あかほりさとるは、自分の書いたものを、物語とか愛着のある世界とか作品とか思ってなくて、「楽しい営業をするための商材」として考えてる節があるんですね。
だからテレビの脚本でもドラマCDでも企画でもやるし、良い意味で作品へのこだわりがないからばんばん出せるしそれでいて自信も持ってる。

漫画編集者が原作者にスライドして売れるようになるパターンもたぶんこの傾向があるからかもなのですね、いい意味で「でっかいフローの一部分でしかない」と思えるというか。

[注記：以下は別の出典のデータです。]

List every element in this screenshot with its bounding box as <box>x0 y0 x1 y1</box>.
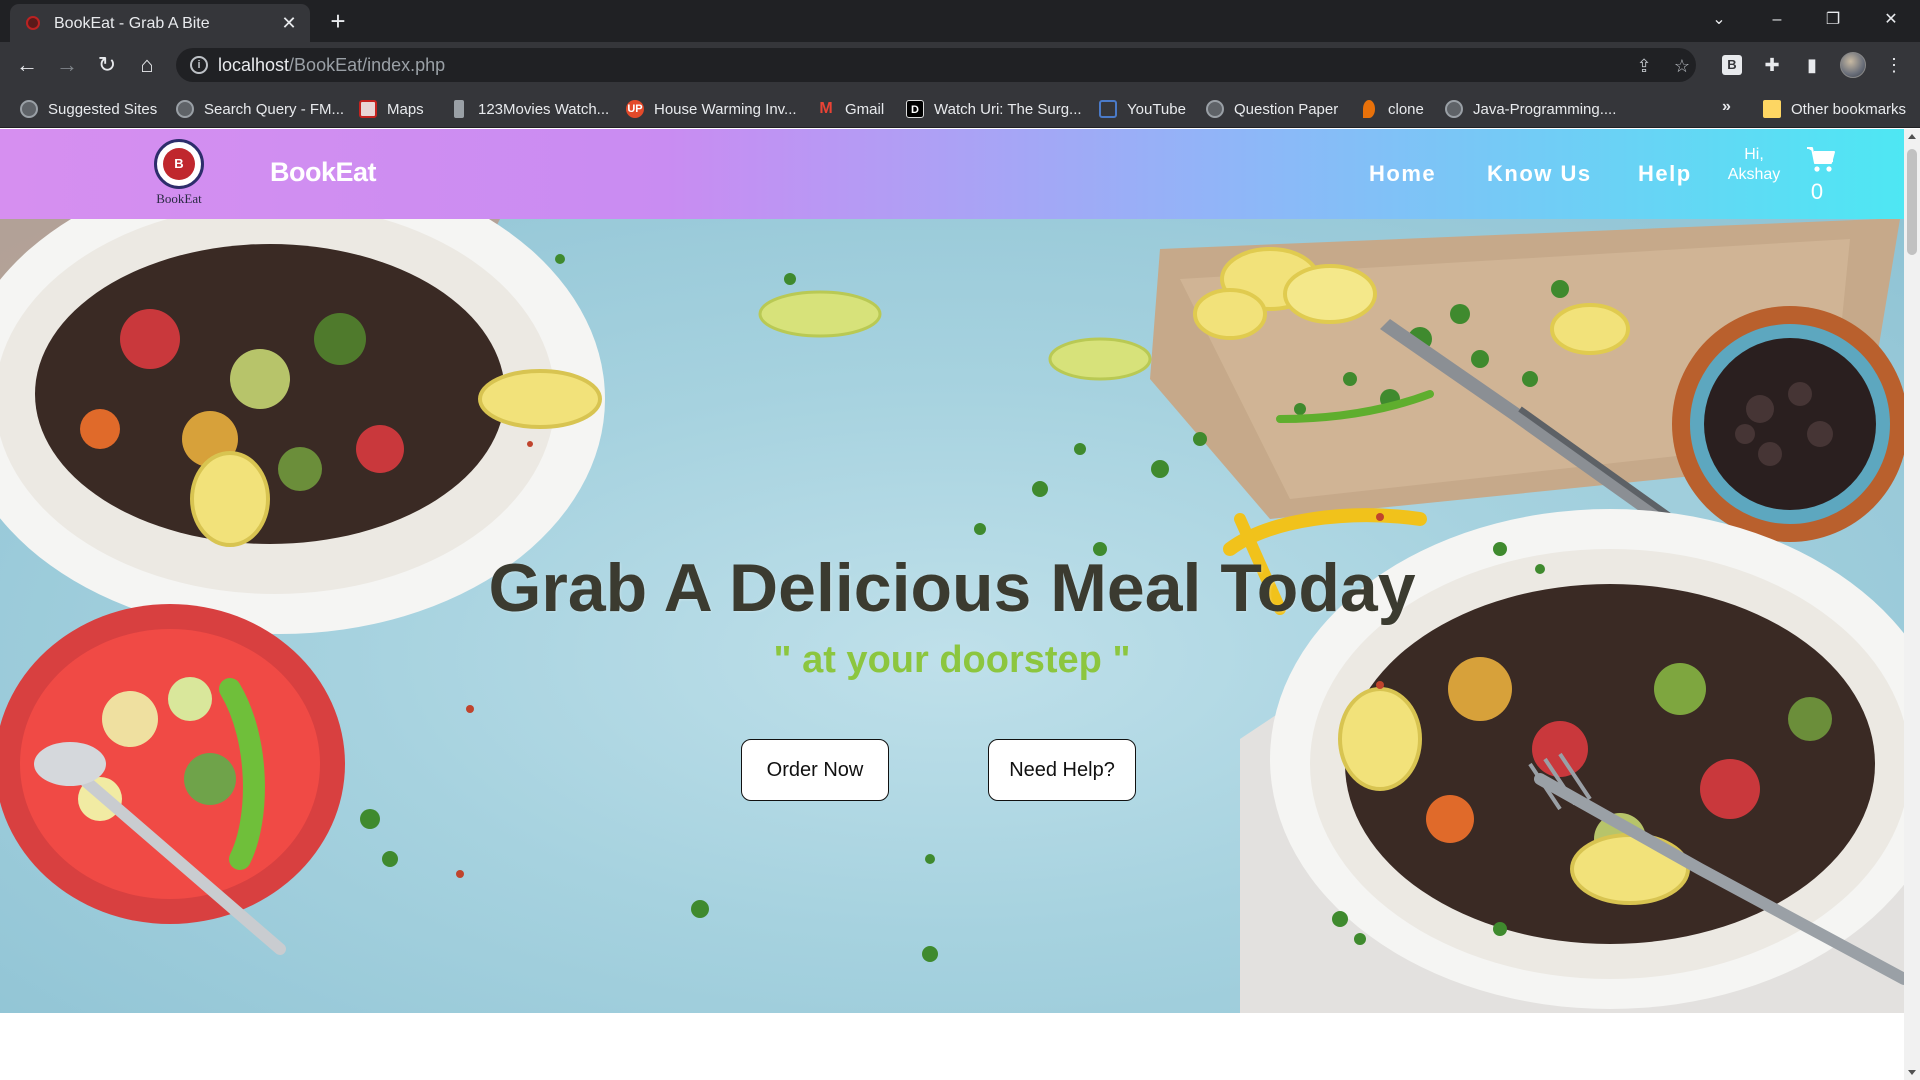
scrollbar-thumb[interactable] <box>1907 149 1917 255</box>
d-icon: D <box>906 100 924 118</box>
bookmark-watch-uri[interactable]: D Watch Uri: The Surg... <box>906 98 1082 120</box>
scroll-up-arrow-icon[interactable] <box>1908 134 1916 139</box>
globe-icon <box>20 100 38 118</box>
new-tab-button[interactable]: + <box>324 8 352 36</box>
back-arrow-icon[interactable]: ← <box>13 51 41 79</box>
restore-window-button[interactable]: ❐ <box>1818 8 1848 32</box>
maps-icon <box>359 100 377 118</box>
bookmark-label: Maps <box>387 100 424 118</box>
nav-home-link[interactable]: Home <box>1369 161 1436 187</box>
bookmark-label: clone <box>1388 100 1424 118</box>
globe-icon <box>1445 100 1463 118</box>
user-greeting[interactable]: Hi, Akshay <box>1722 145 1786 185</box>
site-favicon-icon <box>26 16 40 30</box>
close-tab-icon[interactable]: ✕ <box>278 12 300 34</box>
site-info-icon[interactable]: i <box>190 56 208 74</box>
minimize-window-button[interactable]: – <box>1762 8 1792 32</box>
clone-icon <box>1363 100 1375 118</box>
hero-title: Grab A Delicious Meal Today <box>488 550 1416 626</box>
bookmark-label: Gmail <box>845 100 885 118</box>
movie-icon <box>454 100 464 118</box>
gmail-icon: M <box>819 100 833 117</box>
forward-arrow-icon[interactable]: → <box>53 51 81 79</box>
need-help-button[interactable]: Need Help? <box>988 739 1136 801</box>
bookmark-maps[interactable]: Maps <box>359 98 424 120</box>
tab-title: BookEat - Grab A Bite <box>54 15 210 32</box>
share-icon[interactable]: ⇪ <box>1632 54 1656 78</box>
bookmark-suggested-sites[interactable]: Suggested Sites <box>20 98 157 120</box>
more-menu-icon[interactable]: ⋮ <box>1880 51 1908 79</box>
bookmark-label: Suggested Sites <box>48 100 158 118</box>
bookmark-label: YouTube <box>1127 100 1186 118</box>
bookmark-label: House Warming Inv... <box>654 100 797 118</box>
page-content-below-hero <box>0 1013 1904 1080</box>
other-bookmarks-folder[interactable]: Other bookmarks <box>1763 98 1906 120</box>
brand-name[interactable]: BookEat <box>270 157 377 188</box>
nav-know-us-link[interactable]: Know Us <box>1487 161 1592 187</box>
bookmark-star-icon[interactable]: ☆ <box>1670 54 1694 78</box>
url-host: localhost <box>218 55 290 75</box>
bookmark-label: Other bookmarks <box>1791 100 1907 118</box>
bookmark-123movies[interactable]: 123Movies Watch... <box>450 98 609 120</box>
order-now-button[interactable]: Order Now <box>741 739 889 801</box>
bookmark-label: Question Paper <box>1234 100 1339 118</box>
profile-avatar[interactable] <box>1840 52 1866 78</box>
greeting-username: Akshay <box>1727 166 1781 183</box>
bookmark-clone[interactable]: clone <box>1360 98 1424 120</box>
bookmark-question-paper[interactable]: Question Paper <box>1206 98 1338 120</box>
close-window-button[interactable]: ✕ <box>1876 8 1906 32</box>
browser-tab[interactable]: BookEat - Grab A Bite ✕ <box>10 4 310 42</box>
page-scrollbar[interactable] <box>1904 129 1920 1080</box>
extension-b-icon[interactable]: B <box>1722 55 1742 75</box>
hero-subtitle: " at your doorstep " <box>773 639 1131 681</box>
folder-icon <box>1763 100 1781 118</box>
more-bookmarks-chevron-icon[interactable]: » <box>1722 98 1731 116</box>
bookmark-java-programming[interactable]: Java-Programming.... <box>1445 98 1616 120</box>
globe-icon <box>1206 100 1224 118</box>
home-icon[interactable]: ⌂ <box>133 51 161 79</box>
reload-icon[interactable]: ↻ <box>93 51 121 79</box>
shopping-cart-icon[interactable] <box>1806 145 1836 173</box>
bookmark-search-query[interactable]: Search Query - FM... <box>176 98 344 120</box>
logo-mark: B <box>163 148 195 180</box>
bookmark-label: 123Movies Watch... <box>478 100 610 118</box>
extensions-puzzle-icon[interactable]: ✚ <box>1758 51 1786 79</box>
scroll-down-arrow-icon[interactable] <box>1908 1070 1916 1075</box>
address-bar[interactable]: i localhost/BookEat/index.php ⇪ ☆ <box>176 48 1696 82</box>
globe-icon <box>176 100 194 118</box>
site-navbar: B BookEat BookEat Home Know Us Help Hi, … <box>0 129 1904 219</box>
bookmark-label: Watch Uri: The Surg... <box>934 100 1082 118</box>
browser-toolbar: ← → ↻ ⌂ i localhost/BookEat/index.php ⇪ … <box>0 42 1920 88</box>
page-viewport: B BookEat BookEat Home Know Us Help Hi, … <box>0 129 1904 1080</box>
bookmark-gmail[interactable]: M Gmail <box>817 98 884 120</box>
greeting-hi: Hi, <box>1744 146 1764 163</box>
browser-tab-strip: BookEat - Grab A Bite ✕ + ⌄ – ❐ ✕ <box>0 0 1920 42</box>
bookmark-label: Search Query - FM... <box>204 100 345 118</box>
url-path: /BookEat/index.php <box>289 55 446 75</box>
nav-help-link[interactable]: Help <box>1638 161 1692 187</box>
up-icon: UP <box>626 100 644 118</box>
side-panel-icon[interactable]: ▮ <box>1798 51 1826 79</box>
url-text[interactable]: localhost/BookEat/index.php <box>218 55 445 76</box>
cart-count-badge[interactable]: 0 <box>1806 179 1828 205</box>
youtube-icon <box>1099 100 1117 118</box>
bookmarks-bar: Suggested Sites Search Query - FM... Map… <box>0 88 1920 128</box>
bookmark-label: Java-Programming.... <box>1473 100 1617 118</box>
bookeat-logo-icon[interactable]: B <box>154 139 204 189</box>
tab-search-chevron-icon[interactable]: ⌄ <box>1704 8 1734 32</box>
logo-caption: BookEat <box>156 191 202 206</box>
bookmark-house-warming[interactable]: UP House Warming Inv... <box>626 98 797 120</box>
hero-banner: Grab A Delicious Meal Today " at your do… <box>0 219 1904 1013</box>
bookmark-youtube[interactable]: YouTube <box>1099 98 1186 120</box>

あと「営業」なので分析もうまい、男性作家が厭いがちな女性読者の存在もちゃんと見えてて(たぶん購買者のデータちゃんと見てたんだろうなあ)、そりゃ売れますわ……ってなりました。あと男女間のヘイトコントロールとキャラクターのバランスがうますぎる。

ところでそんな彼のオタク原体験がエロゲどっぷりなのがおもしろいところです。
これもうっすらした印象ですけど、アニメにおいろけとかギャル要素とか増えてきたのってあかほり、およびそのへんの時代以降で、それ以前は本当にアニメは「児童向け作品」だったはず。
で、あかほり世代がアニメに持ち込んだそれらは「全年齢向けにしたエロゲのノリ」なんですよね。
今のラノベ、というかウェブ小説界隈がRPG全盛期のコンシューマーゲームのノリを小説で再構築してるのと合わせて考えると面白い話です。

あと「ぐっとくる設定の作り方」みたいなのもめちゃ参考になりました、素人ですけど。

あかほりさとる、最近はホラー漫画の原作と転生勇者ものの原作やってるみたいで「ちゃんと時代と流行りについてってる!!」ってなってます。
新作ちょっと読みたくなってきた。